Making matters worse, in some cases, is that the same vendor that sold you the SAN is now going behind your back to management to have the whole infrastructure outsourced to its services organization. The vendor’s rationale? "Networked storage is obviously too difficult for the IT department, with its limited skills, knowledge, and resources."
The so-called success of SANs is not predicated on the ability of the technology to deliver "virtualized storage pools that simplify the provisioning of infrastructure to applications." Truth be told, a dirty little secret with most virtualization schemes—all of which are in-band, regardless of what Gartner and the rest have been saying—is that they offer no intelligent way to differentiate among the capabilities of discrete storage devices in order to create stable pools.
Just ask Hu Yoshida at HDS, or Zia Aral at DataCore, or many other knowledgeable people in the technology side of the industry (as opposed to the marketing side) about this some time. Without granular virtualization and a lot of other, yet-to-be-delivered functionality, there is no way for SANs to deliver what the visionaries promised: not just a drink of storage, but the right drink of storage to applications using this infrastructure.
The SAN Success Factor
To what, therefore, can we attribute the so-called success of SANs? Is it just good marketing and salesmanship on the part of vendors? A demonstration of their ability to sell ice cubes to penguins, that sort of thing?
To some degree, the answer is yes. Some SANs were acquired because a huge industry marketing machine made it seem like the Next Big Thing. But if this were the complete answer, wouldn't we be seeing a huge uptake of Fibre Channel fabrics by small-to-medium-sized businesses? This certainly isn't happening, despite the swarm of analysts who are being paid big bucks to peddle the notion that it is.
In my humble opinion, the answer is rooted less in the marketing machinations of the three-letter acronyms (IBM, EMC, HDS, HP…uh…Q) than in a different set of three letters: CYA.
Having made the choice to acquire a Fibre Channel fabric for whatever reason, perhaps catalyzed by the marketecture of the vendors and the ruminations of their analyst minions, many of the IT folk I talk with believe that they are stuck with the results, good or bad. They have invested so much of their political capital, staked so much of their technical reputation, and committed so much of their scarce budget to deploy the kludge of Fibre Channel cables, switches, HBAs, and controllers that, simply put, there is no exit strategy available to them.
Working constantly to "put lipstick on the pig" is, for most, preferable to the alternative, which is taking the Walk of Shame from the cubicle to the back door of the building and out into the cold, miserable world of humiliating job interviews and potentially long-term unemployment.
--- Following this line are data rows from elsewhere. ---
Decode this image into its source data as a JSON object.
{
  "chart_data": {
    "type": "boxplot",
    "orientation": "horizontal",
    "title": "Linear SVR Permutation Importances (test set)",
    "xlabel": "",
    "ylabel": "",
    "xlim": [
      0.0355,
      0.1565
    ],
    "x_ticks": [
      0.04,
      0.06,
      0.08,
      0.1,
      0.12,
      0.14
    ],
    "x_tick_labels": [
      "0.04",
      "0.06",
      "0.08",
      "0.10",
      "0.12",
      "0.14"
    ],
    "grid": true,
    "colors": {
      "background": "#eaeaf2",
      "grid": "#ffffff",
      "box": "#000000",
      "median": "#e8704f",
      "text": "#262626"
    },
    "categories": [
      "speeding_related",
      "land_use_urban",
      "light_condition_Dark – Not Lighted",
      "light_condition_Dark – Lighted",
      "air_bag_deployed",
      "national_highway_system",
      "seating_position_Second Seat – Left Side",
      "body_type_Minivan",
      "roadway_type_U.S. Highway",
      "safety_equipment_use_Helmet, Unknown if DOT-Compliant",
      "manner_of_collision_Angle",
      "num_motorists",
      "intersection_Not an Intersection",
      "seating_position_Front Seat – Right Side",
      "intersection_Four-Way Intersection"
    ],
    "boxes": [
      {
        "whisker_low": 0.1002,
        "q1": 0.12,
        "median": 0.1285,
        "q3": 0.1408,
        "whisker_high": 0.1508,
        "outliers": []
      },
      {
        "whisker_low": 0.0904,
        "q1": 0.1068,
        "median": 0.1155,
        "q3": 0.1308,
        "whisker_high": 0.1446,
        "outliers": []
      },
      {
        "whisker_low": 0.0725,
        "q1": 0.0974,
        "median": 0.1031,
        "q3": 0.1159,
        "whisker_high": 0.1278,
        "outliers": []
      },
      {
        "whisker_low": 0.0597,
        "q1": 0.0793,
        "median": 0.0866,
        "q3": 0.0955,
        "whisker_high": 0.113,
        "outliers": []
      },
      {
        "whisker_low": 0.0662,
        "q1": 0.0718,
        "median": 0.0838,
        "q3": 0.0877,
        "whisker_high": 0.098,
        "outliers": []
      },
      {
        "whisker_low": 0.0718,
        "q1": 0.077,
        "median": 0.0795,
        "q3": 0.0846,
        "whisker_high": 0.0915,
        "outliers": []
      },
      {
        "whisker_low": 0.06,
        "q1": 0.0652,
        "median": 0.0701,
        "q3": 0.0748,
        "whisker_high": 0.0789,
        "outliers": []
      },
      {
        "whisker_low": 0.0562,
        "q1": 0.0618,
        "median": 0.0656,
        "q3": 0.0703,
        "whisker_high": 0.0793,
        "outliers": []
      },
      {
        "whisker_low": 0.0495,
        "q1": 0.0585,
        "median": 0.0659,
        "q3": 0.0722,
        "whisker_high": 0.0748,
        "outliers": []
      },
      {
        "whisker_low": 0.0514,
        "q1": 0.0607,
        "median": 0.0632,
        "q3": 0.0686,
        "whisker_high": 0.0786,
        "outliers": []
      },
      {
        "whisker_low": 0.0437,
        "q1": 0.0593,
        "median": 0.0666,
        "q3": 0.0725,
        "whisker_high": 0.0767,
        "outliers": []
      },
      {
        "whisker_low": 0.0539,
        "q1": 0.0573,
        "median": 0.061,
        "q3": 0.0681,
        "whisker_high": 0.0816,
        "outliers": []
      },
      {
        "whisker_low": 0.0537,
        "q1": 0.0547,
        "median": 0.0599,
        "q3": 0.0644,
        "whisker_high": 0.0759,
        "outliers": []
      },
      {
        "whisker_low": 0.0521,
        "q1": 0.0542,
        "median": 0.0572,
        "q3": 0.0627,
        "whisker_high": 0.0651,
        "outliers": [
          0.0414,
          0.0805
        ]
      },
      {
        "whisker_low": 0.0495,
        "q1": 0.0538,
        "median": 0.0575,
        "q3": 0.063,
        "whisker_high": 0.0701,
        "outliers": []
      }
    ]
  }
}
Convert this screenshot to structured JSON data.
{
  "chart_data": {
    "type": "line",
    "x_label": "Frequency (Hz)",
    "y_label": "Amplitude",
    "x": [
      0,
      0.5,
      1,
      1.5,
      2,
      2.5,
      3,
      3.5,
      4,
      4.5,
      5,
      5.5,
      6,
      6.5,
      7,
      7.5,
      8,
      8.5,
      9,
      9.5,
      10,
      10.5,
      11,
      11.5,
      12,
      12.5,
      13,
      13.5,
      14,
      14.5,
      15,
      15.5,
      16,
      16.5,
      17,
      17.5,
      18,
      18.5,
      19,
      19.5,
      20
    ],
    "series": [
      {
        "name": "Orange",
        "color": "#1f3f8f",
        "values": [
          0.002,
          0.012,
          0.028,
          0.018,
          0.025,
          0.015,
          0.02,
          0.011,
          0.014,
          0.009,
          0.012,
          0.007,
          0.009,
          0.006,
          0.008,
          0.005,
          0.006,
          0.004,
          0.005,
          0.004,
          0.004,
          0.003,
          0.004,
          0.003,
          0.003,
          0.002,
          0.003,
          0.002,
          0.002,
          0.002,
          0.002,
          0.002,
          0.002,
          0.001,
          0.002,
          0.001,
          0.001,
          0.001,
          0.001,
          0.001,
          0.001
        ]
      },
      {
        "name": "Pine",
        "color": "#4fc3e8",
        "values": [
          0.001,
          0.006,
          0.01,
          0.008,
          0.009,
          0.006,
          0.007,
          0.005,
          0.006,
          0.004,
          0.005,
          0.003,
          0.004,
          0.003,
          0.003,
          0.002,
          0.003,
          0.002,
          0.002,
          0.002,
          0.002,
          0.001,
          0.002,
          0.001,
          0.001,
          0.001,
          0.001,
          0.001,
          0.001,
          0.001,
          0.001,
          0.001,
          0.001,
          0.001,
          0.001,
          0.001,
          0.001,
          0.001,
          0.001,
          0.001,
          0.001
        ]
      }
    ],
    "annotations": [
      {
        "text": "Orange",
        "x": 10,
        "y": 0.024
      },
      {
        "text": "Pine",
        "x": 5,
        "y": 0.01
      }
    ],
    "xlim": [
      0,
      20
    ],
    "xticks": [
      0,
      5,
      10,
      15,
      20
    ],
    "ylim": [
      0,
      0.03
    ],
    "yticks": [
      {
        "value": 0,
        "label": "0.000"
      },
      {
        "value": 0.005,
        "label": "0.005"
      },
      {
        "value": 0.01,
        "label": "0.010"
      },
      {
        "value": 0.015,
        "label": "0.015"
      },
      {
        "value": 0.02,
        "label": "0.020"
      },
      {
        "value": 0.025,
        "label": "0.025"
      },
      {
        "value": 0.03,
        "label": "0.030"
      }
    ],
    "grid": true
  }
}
I suspect that CYA is what has created the so-called success of SANs. It is what makes me angry every time a vendor smiles smugly when you criticize him for selling half-baked solutions that aren't really ready for business prime time. For him, it's all about the purchase order. For you, it's your career, your kid's college, mom's hip surgery, and all the rest of the realities of your life.
Going forward, my best advice is to back out of the mess by increments, just as you probably got yourself into it. Take a hard look at the kind of storage your applications require, then strategize to find ways to give it to them, whether the solution leverages the Fibre Channel fabric or not. To paraphrase Einstein, getting out from under your SAN disaster will require a different way of thinking than what got you into it. This time around, think application requirements first and storage second.